Political News

Why Mueller isn't charging anyone with 'collusion'

Posted October 31, 2017 4:46 p.m. EDT

— Justice Department special counsel Robert Mueller's double-barreled court actions on Monday have revved up talk of possible "collusion" between Donald Trump's 2016 campaign and Russia. But as those filings suggest, cases are likely to be built on less sensational sounding charges, such as making false statements.

There is no actual federal crime of "collusion" in this kind of investigation, even though the word is popularly used to describe possible complicity between Trump associates and Russian operatives who tried to influence the 2016 presidential election.

Trump himself invoked the word "collusion" in a tweet on Tuesday related to the indictment of his former campaign chairman Paul Manafort, declaring that Manafort's lawyer said "there was 'no collusion' and events mentioned took place long before he came to the campaign."

In fact, Manafort and former Trump campaign official Rick Gates were charged with 12 counts tied to, among other offenses, unregistered lobbying with a foreign power and money laundering.
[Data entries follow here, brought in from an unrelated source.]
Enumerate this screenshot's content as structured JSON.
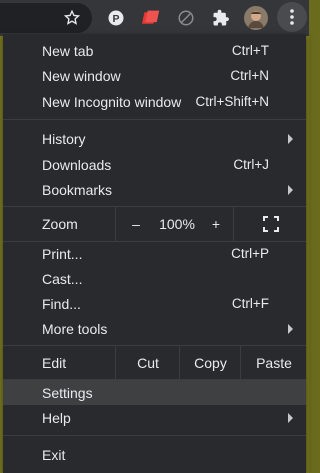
{
  "toolbar": {
    "icons": [
      "bookmark-star-icon",
      "pinterest-icon",
      "red-extension-icon",
      "blocked-extension-icon",
      "extensions-puzzle-icon",
      "profile-avatar",
      "menu-kebab-icon"
    ]
  },
  "menu": {
    "new_tab": {
      "label": "New tab",
      "shortcut": "Ctrl+T"
    },
    "new_window": {
      "label": "New window",
      "shortcut": "Ctrl+N"
    },
    "new_incognito": {
      "label": "New Incognito window",
      "shortcut": "Ctrl+Shift+N"
    },
    "history": {
      "label": "History"
    },
    "downloads": {
      "label": "Downloads",
      "shortcut": "Ctrl+J"
    },
    "bookmarks": {
      "label": "Bookmarks"
    },
    "zoom": {
      "label": "Zoom",
      "minus": "–",
      "value": "100%",
      "plus": "+"
    },
    "print": {
      "label": "Print...",
      "shortcut": "Ctrl+P"
    },
    "cast": {
      "label": "Cast..."
    },
    "find": {
      "label": "Find...",
      "shortcut": "Ctrl+F"
    },
    "more_tools": {
      "label": "More tools"
    },
    "edit": {
      "label": "Edit",
      "cut": "Cut",
      "copy": "Copy",
      "paste": "Paste"
    },
    "settings": {
      "label": "Settings"
    },
    "help": {
      "label": "Help"
    },
    "exit": {
      "label": "Exit"
    }
  },
  "colors": {
    "menu_bg": "#292a2d",
    "toolbar_bg": "#35363a",
    "text": "#e8eaed",
    "highlight": "#3f4042"
  }
}
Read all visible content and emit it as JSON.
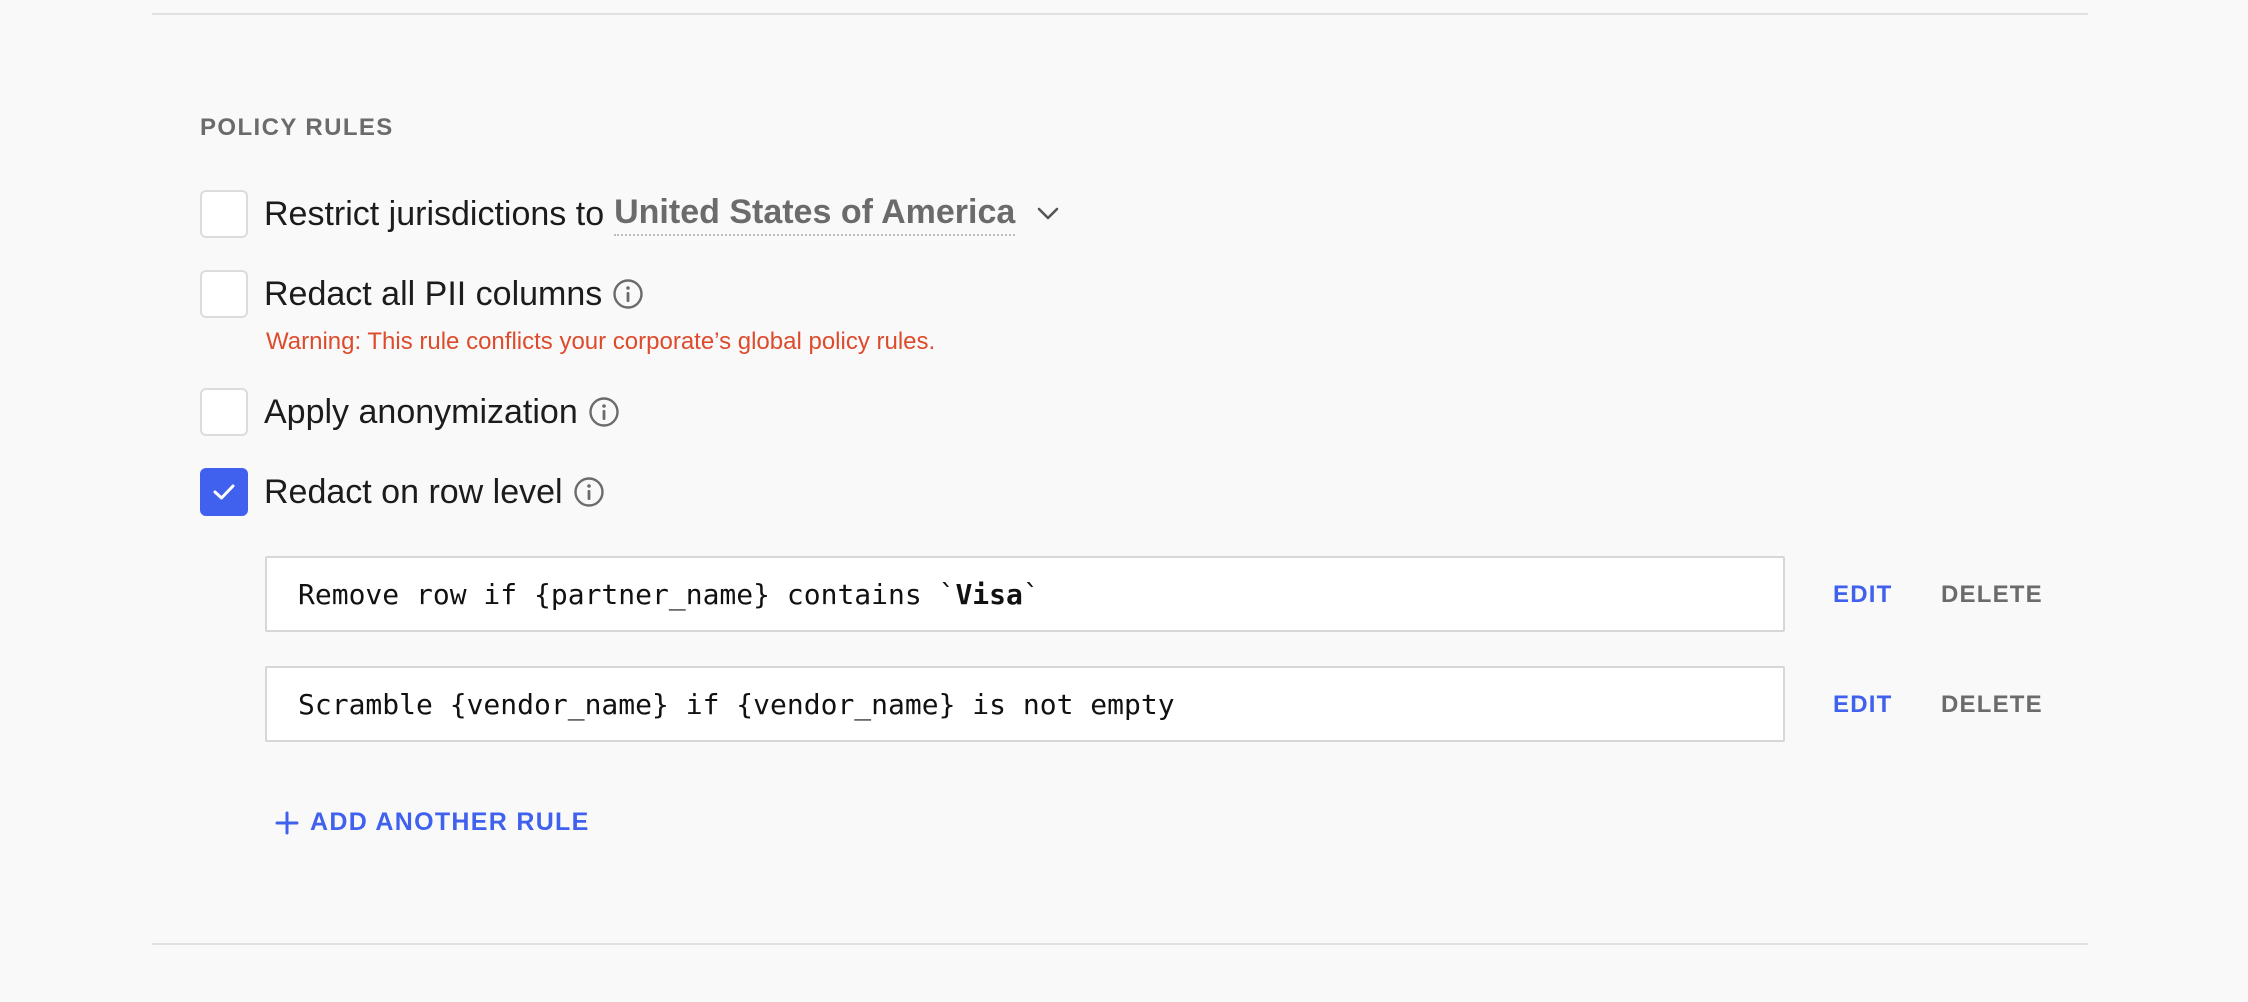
{
  "section": {
    "title": "POLICY RULES"
  },
  "rules": [
    {
      "label": "Restrict jurisdictions to",
      "checked": false,
      "jurisdiction": "United States of America"
    },
    {
      "label": "Redact all PII columns",
      "checked": false,
      "warning": "Warning: This rule conflicts your corporate’s global policy rules."
    },
    {
      "label": "Apply anonymization",
      "checked": false
    },
    {
      "label": "Redact on row level",
      "checked": true
    }
  ],
  "row_rules": [
    {
      "prefix": "Remove row if {partner_name} contains `",
      "highlight": "Visa",
      "suffix": "`",
      "edit_label": "EDIT",
      "delete_label": "DELETE"
    },
    {
      "prefix": "Scramble {vendor_name} if {vendor_name} is not empty",
      "highlight": "",
      "suffix": "",
      "edit_label": "EDIT",
      "delete_label": "DELETE"
    }
  ],
  "add_rule": {
    "label": "ADD ANOTHER RULE"
  },
  "icons": {
    "checkmark": "check-icon",
    "info": "info-icon",
    "chevron": "chevron-down-icon",
    "plus": "plus-icon"
  },
  "colors": {
    "accent": "#4061ee",
    "warning": "#dd4b2c",
    "muted": "#6b6b6b"
  }
}
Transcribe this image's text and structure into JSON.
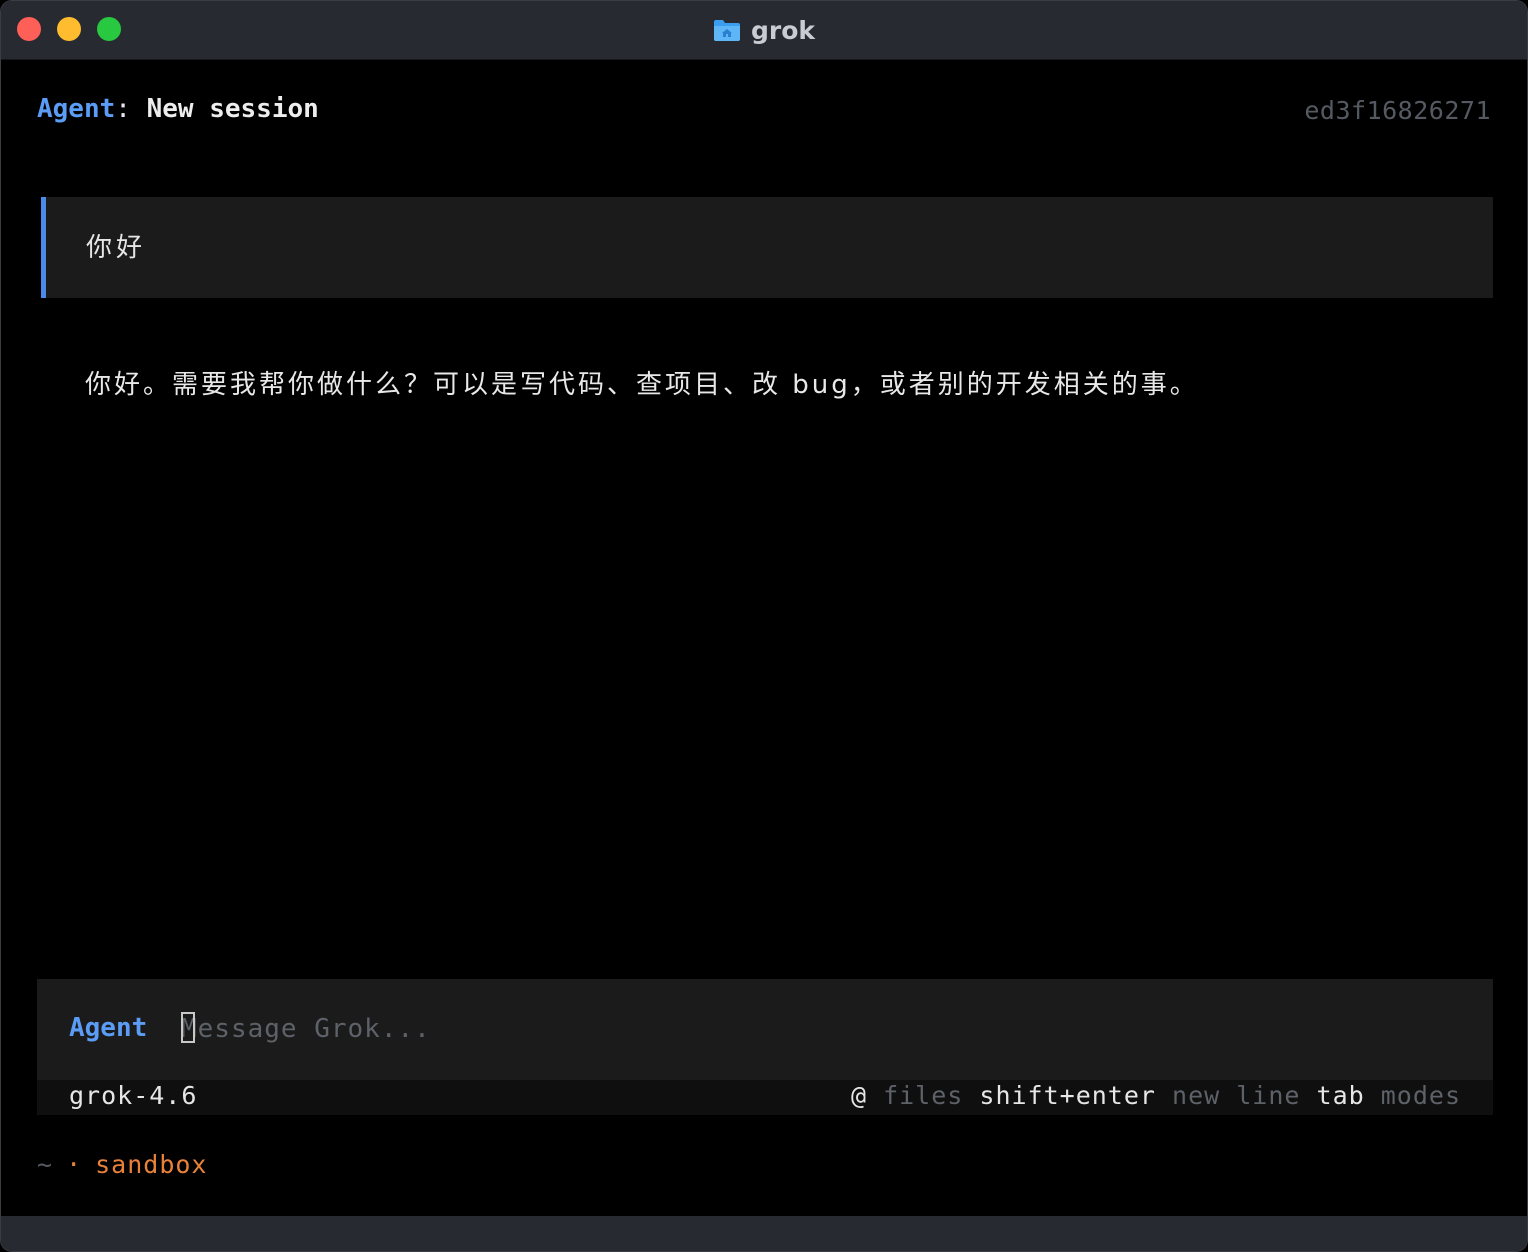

They have pleaded not guilty. Many allegations date back years before the 2016 campaign, yet the two men are accused of laundering money through US and foreign corporations and bank accounts into 2016.

Separately, new public documents show that former Trump campaign adviser George Papadopoulos pleaded guilty to lying about his contacts with people connected to Russians who wanted to offer the Trump campaign "dirt" on 2016 Democratic nominee Hillary Clinton.

That 13-page plea statement is rife with references to emails and other communications tied to Russian contacts, evoking common conceptions of "collusion." Yet Mueller's team makes no such assertion in the plea statement or the 40-page transcript of Papadopoulos' October 5 arraignment and sentencing unsealed on Monday. The case further suggests the special counsel is watching for people who might try to cover their tracks by lying to investigators, with an eye toward using charges related to lying to leverage cooperation.

This all reflects standard prosecutorial practice, seeking the strongest case on specific offenses, with the evidence at hand -- and the goal of bigger targets who might be pulled in.

There were several signals Monday of more allegations to come, whether they be tied to a conspiracy, false statements or campaign finance law -- all possibilities beyond "collusion." Mueller demonstrated that he is willing to use the charge of lying as a tool in this investigation, and it is not known what people involved have so far told federal agents and the grand jury.

As attorney Aaron Zelinsky of the special counsel's office told a judge when Papadopoulos was sentenced earlier this month, "There's a large-scale ongoing investigation, of which this case is a small part."